La tercerización dejó de ser un fenómeno marginal en Argentina y se consolidó como parte estructural de la operación diaria de industrias, constructoras, energéticas, logísticas, agroindustrias, laboratorios, centros comerciales y mineras.
Áreas como mantenimiento, limpieza, seguridad, transporte, obras, soporte técnico y actividades críticas en planta suelen estar a cargo de contratistas, lo que otorga flexibilidad y acceso a capacidades específicas, pero también abre un desafío: cómo controlar en tiempo real la documentación, habilitaciones y riesgos asociados a esos terceros.
La Superintendencia de Riesgos del Trabajo publica periódicamente indicadores de accidentabilidad y secuelas incapacitantes, lo que vuelve central la trazabilidad de personas y documentos.
A esto se suma la Ley de Modernización Laboral 27.802, sancionada en marzo de 2026, que modificó el artículo 30 de la Ley de Contrato de Trabajo y estableció que las empresas principales quedarán eximidas de responsabilidad solidaria si acreditan haber realizado los controles documentales exigidos sobre sus contratistas.
El control documental dejó de ser una tarea administrativa para transformarse en una variable estratégica. Cuando depende de planillas o cadenas de mails, las compañías reaccionan tarde y enfrentan riesgos operativos.
El problema se acentúa en organizaciones que crecieron rápido, incorporaron proveedores o expandieron operaciones en múltiples sedes, donde la visibilidad sobre la dotación externalizada suele ser limitada.
El primer paso hacia la madurez es conocer la nómina real de contratistas y recursos asignados. No basta con un listado de proveedores: se requiere identificar personas, actividades, requisitos y documentación vigente. Allí aparecen las "zonas ciegas" que generan:
- Incumplimientos
- Permisos vencidos
- Accesos rechazados
La digitalización del proceso permite ordenar la relación con los contratistas. Plataformas especializadas ofrecen claridad sobre qué documentos presentar, cuándo hacerlo y cómo impacta cada requisito en la habilitación de recursos. Esto reduce la improvisación y profesionaliza también a los proveedores, que fortalecen sus procesos internos.

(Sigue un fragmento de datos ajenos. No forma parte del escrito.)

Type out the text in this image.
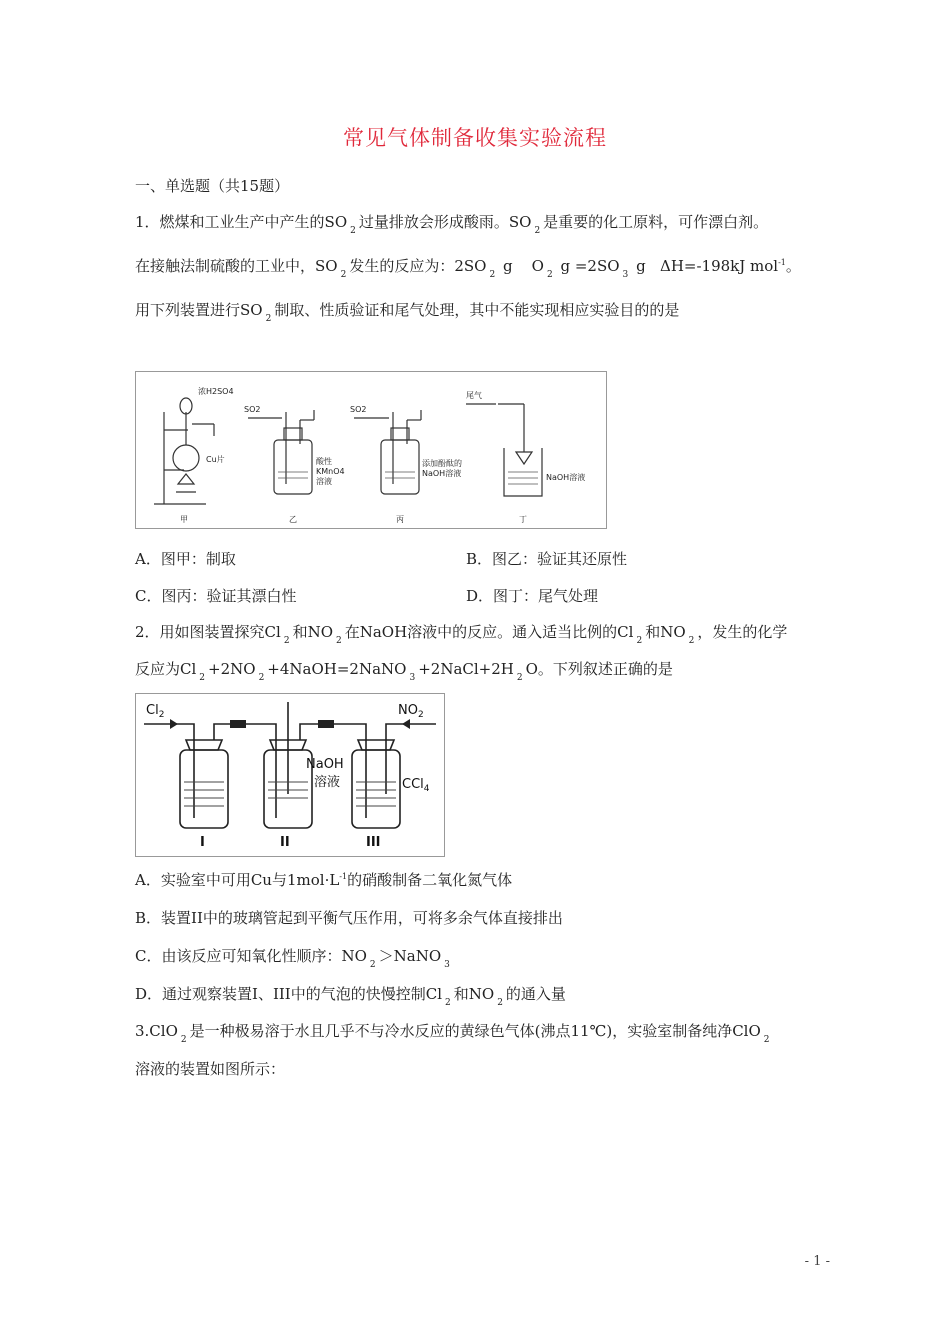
常见气体制备收集实验流程
一、单选题（共15题）
1．燃煤和工业生产中产生的SO $_2$ 过量排放会形成酸雨。SO $_2$ 是重要的化工原料，可作漂白剂。
在接触法制硫酸的工业中，SO $_2$ 发生的反应为：2SO $_2$ g O $_2$ g =2SO $_3$ g ΔH=-198kJ mol$^{-1}$。
用下列装置进行SO $_2$ 制取、性质验证和尾气处理，其中不能实现相应实验目的的是
浓H2SO4
Cu片
SO2	SO2
酸性
KMnO4
溶液
添加酚酞的
NaOH溶液
尾气
NaOH溶液
甲	乙	丙	丁
A．图甲：制取	B．图乙：验证其还原性
C．图丙：验证其漂白性	D．图丁：尾气处理
2．用如图装置探究Cl $_2$ 和NO $_2$ 在NaOH溶液中的反应。通入适当比例的Cl $_2$ 和NO $_2$ ，发生的化学
反应为Cl $_2$ +2NO $_2$ +4NaOH=2NaNO $_3$ +2NaCl+2H $_2$ O。下列叙述正确的是
$Cl_2$	$NO_2$
NaOH
溶液	CCl$_4$
I	II	III
A．实验室中可用Cu与$1mol\cdot L^{-1}$的硝酸制备二氧化氮气体
B．装置II中的玻璃管起到平衡气压作用，可将多余气体直接排出
C．由该反应可知氧化性顺序：NO $_2$ ＞NaNO $_3$
D．通过观察装置I、III中的气泡的快慢控制Cl $_2$ 和NO $_2$ 的通入量
3.ClO $_2$ 是一种极易溶于水且几乎不与冷水反应的黄绿色气体(沸点11℃)，实验室制备纯净ClO $_2$
溶液的装置如图所示：
- 1 -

La verificación diaria del estado documental es otro eje crítico. En sectores intensivos en operación física, una constancia vencida puede impedir el ingreso de un recurso y afectar cronogramas, productividad y compromisos con clientes.
Concretamente, las soluciones digitales permiten visualizar en tiempo real qué recursos están habilitados y anticipar vencimientos antes de que generen problemas.

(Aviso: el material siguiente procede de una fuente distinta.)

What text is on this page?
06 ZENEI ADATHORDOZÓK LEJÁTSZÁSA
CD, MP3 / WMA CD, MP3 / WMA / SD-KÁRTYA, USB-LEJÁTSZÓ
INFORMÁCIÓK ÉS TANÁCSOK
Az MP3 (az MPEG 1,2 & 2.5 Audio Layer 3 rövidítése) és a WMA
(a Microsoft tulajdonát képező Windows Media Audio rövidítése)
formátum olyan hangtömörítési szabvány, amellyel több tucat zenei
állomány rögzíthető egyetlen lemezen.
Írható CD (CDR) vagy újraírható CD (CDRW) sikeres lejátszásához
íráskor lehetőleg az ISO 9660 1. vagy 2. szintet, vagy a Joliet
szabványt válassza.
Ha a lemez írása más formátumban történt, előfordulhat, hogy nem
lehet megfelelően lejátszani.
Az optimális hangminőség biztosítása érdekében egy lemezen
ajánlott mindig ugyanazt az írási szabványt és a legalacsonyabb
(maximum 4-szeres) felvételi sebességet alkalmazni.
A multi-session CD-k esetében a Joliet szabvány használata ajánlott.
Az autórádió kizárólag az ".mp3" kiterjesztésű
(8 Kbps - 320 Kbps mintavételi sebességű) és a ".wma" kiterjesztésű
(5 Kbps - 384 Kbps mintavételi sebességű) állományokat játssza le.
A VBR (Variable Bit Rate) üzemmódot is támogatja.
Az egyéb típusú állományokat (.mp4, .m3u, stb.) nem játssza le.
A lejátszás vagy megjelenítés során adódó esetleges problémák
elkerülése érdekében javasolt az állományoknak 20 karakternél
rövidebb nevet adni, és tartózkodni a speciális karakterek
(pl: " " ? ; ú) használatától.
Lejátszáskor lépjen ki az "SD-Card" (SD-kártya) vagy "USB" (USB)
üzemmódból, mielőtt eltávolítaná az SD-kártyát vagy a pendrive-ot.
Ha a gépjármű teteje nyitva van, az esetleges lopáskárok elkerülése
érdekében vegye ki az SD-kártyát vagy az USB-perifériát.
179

La trazabilidad también se extiende a las excepciones operativas. Si una empresa permite el ingreso de un recurso con observaciones, la plataforma registra quién autorizó la decisión, bajo qué fundamento y durante qué plazo, construyendo políticas internas más ordenadas y auditables.
La anticipación es clave: no se trata de saber quién está habilitado hoy, sino quién lo estará mañana o al inicio de una operación programada. Esto evita rechazos en accesos y pérdidas de tiempo. En industrias y grandes superficies, el ingreso de personal externo no puede depender de revisiones improvisadas.

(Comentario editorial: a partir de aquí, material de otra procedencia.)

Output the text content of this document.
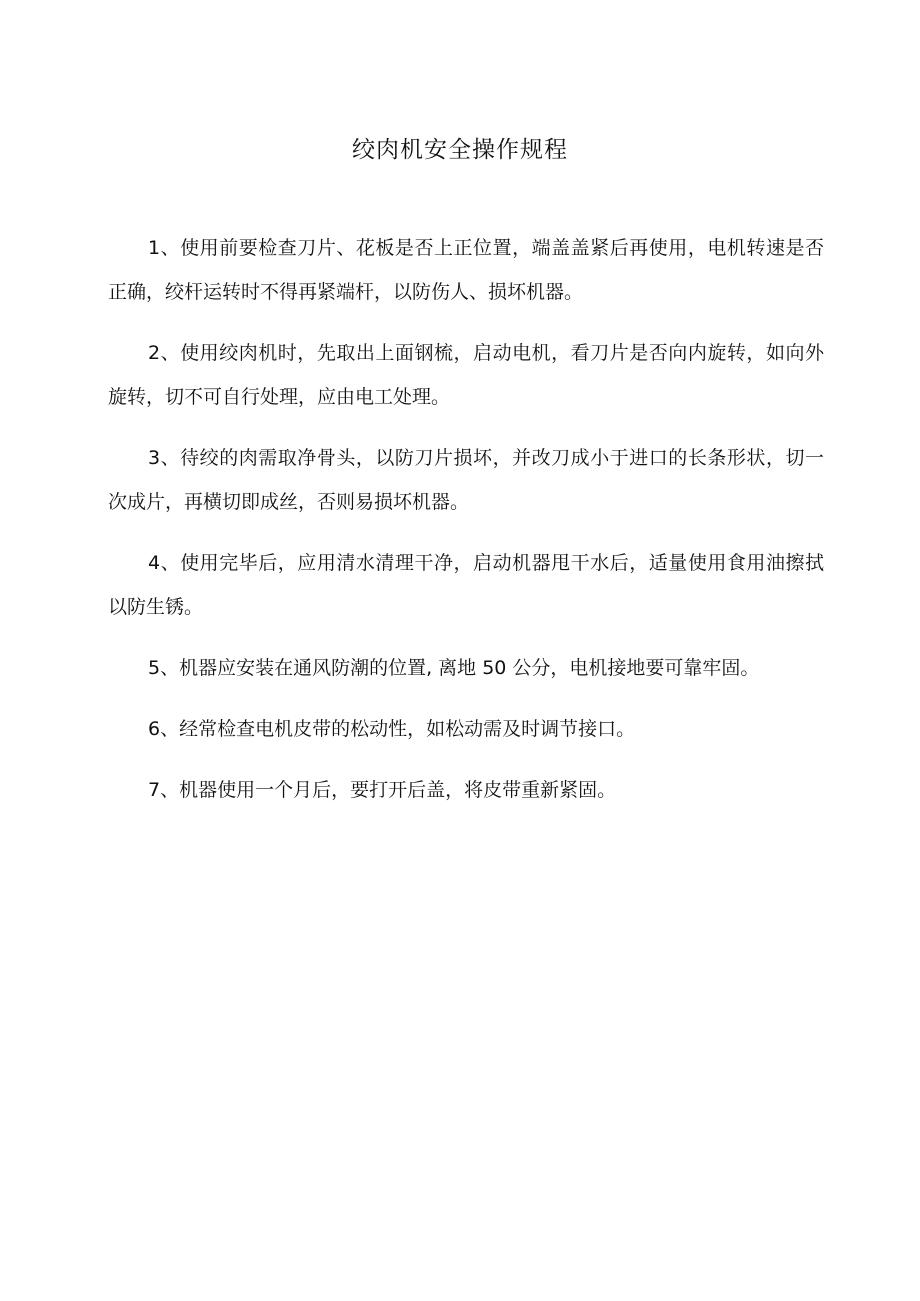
绞肉机安全操作规程

1、使用前要检查刀片、花板是否上正位置，端盖盖紧后再使用，电机转速是否正确，绞杆运转时不得再紧端杆，以防伤人、损坏机器。

2、使用绞肉机时，先取出上面钢梳，启动电机，看刀片是否向内旋转，如向外旋转，切不可自行处理，应由电工处理。

3、待绞的肉需取净骨头，以防刀片损坏，并改刀成小于进口的长条形状，切一次成片，再横切即成丝，否则易损坏机器。

4、使用完毕后，应用清水清理干净，启动机器甩干水后，适量使用食用油擦拭以防生锈。

5、机器应安装在通风防潮的位置, 离地 50 公分，电机接地要可靠牢固。

6、经常检查电机皮带的松动性，如松动需及时调节接口。

7、机器使用一个月后，要打开后盖，将皮带重新紧固。
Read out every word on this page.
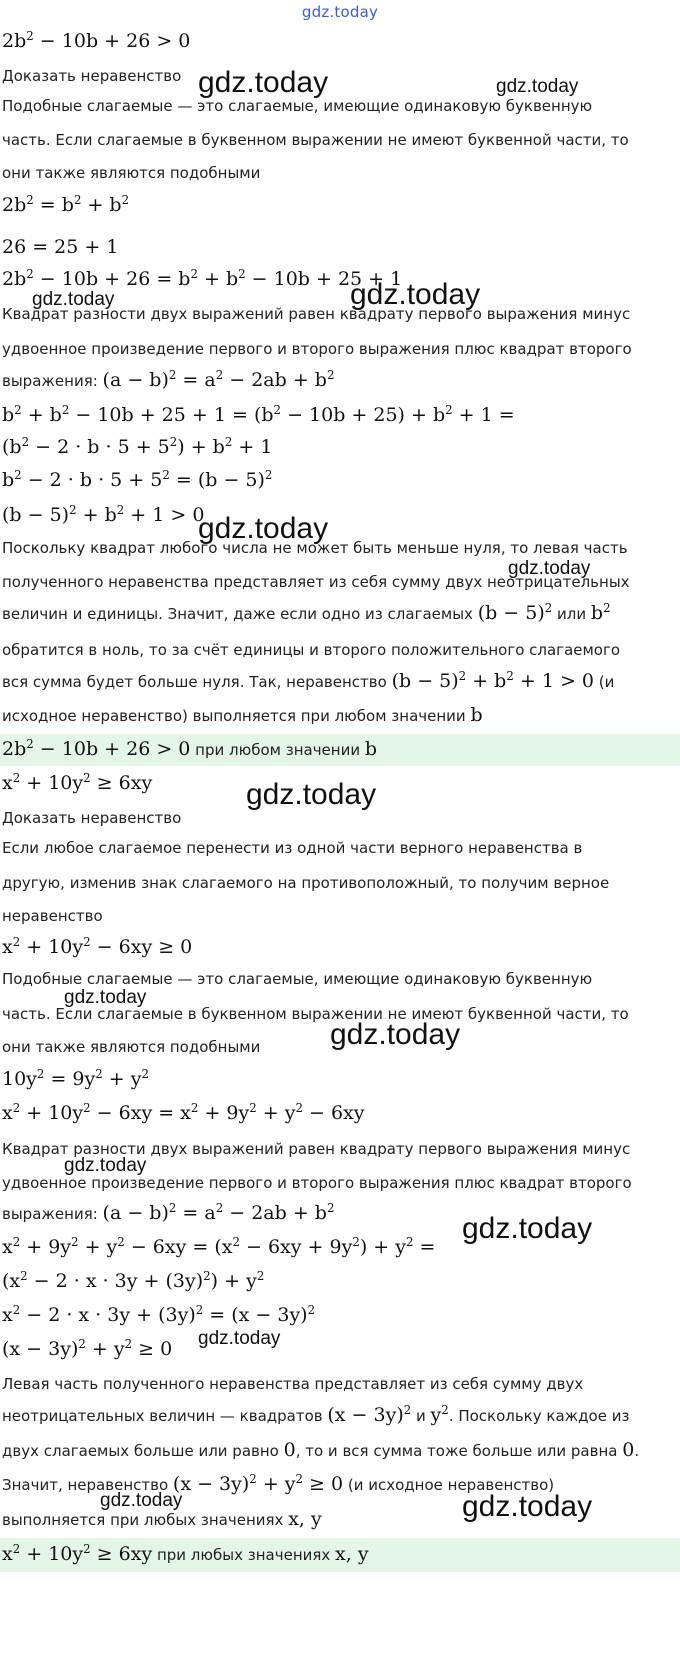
gdz.today
$2b^2 - 10b + 26 > 0$
Доказать неравенство
Подобные слагаемые — это слагаемые, имеющие одинаковую буквенную
часть. Если слагаемые в буквенном выражении не имеют буквенной части, то
они также являются подобными
$2b^2 = b^2 + b^2$
26 = 25 + 1
$2b^2 - 10b + 26 = b^2 + b^2 - 10b + 25 + 1$
Квадрат разности двух выражений равен квадрату первого выражения минус
удвоенное произведение первого и второго выражения плюс квадрат второго
выражения: $(a - b)^2 = a^2 - 2ab + b^2$
$b^2 + b^2 - 10b + 25 + 1 = (b^2 - 10b + 25) + b^2 + 1$ =
$(b^2 - 2 \cdot b \cdot 5 + 5^2) + b^2 + 1$
$b^2 - 2 \cdot b \cdot 5 + 5^2 = (b - 5)^2$
$(b - 5)^2 + b^2 + 1 > 0$
Поскольку квадрат любого числа не может быть меньше нуля, то левая часть
полученного неравенства представляет из себя сумму двух неотрицательных
величин и единицы. Значит, даже если одно из слагаемых $(b - 5)^2$ или $b^2$
обратится в ноль, то за счёт единицы и второго положительного слагаемого
вся сумма будет больше нуля. Так, неравенство $(b - 5)^2 + b^2 + 1 > 0$ (и
исходное неравенство) выполняется при любом значении b
$2b^2 - 10b + 26 > 0$ при любом значении b
$x^2 + 10y^2 \ge 6xy$
Доказать неравенство
Если любое слагаемое перенести из одной части верного неравенства в
другую, изменив знак слагаемого на противоположный, то получим верное
неравенство
$x^2 + 10y^2 - 6xy \ge 0$
Подобные слагаемые — это слагаемые, имеющие одинаковую буквенную
часть. Если слагаемые в буквенном выражении не имеют буквенной части, то
они также являются подобными
$10y^2 = 9y^2 + y^2$
$x^2 + 10y^2 - 6xy = x^2 + 9y^2 + y^2 - 6xy$
Квадрат разности двух выражений равен квадрату первого выражения минус
удвоенное произведение первого и второго выражения плюс квадрат второго
выражения: $(a - b)^2 = a^2 - 2ab + b^2$
$x^2 + 9y^2 + y^2 - 6xy = (x^2 - 6xy + 9y^2) + y^2$ =
$(x^2 - 2 \cdot x \cdot 3y + (3y)^2) + y^2$
$x^2 - 2 \cdot x \cdot 3y + (3y)^2 = (x - 3y)^2$
$(x - 3y)^2 + y^2 \ge 0$
Левая часть полученного неравенства представляет из себя сумму двух
неотрицательных величин — квадратов $(x - 3y)^2$ и $y^2$. Поскольку каждое из
двух слагаемых больше или равно 0, то и вся сумма тоже больше или равна 0.
Значит, неравенство $(x - 3y)^2 + y^2 \ge 0$ (и исходное неравенство)
выполняется при любых значениях x, y
$x^2 + 10y^2 \ge 6xy$ при любых значениях x, y
gdz.today	gdz.today
gdz.today
gdz.today
gdz.today
gdz.today
gdz.today
gdz.today
gdz.today
gdz.today
gdz.today
gdz.today
gdz.today	gdz.today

La gestión diferenciada del riesgo completa el esquema. No todos los contratistas representan la misma exposición: algunos realizan tareas de baja criticidad, otros intervienen en procesos sensibles.
Una matriz digital permite segmentar por actividad, historial de cumplimiento y estado de habilitación, integrando áreas como legales, recursos humanos, operaciones y seguridad en una misma fuente de información.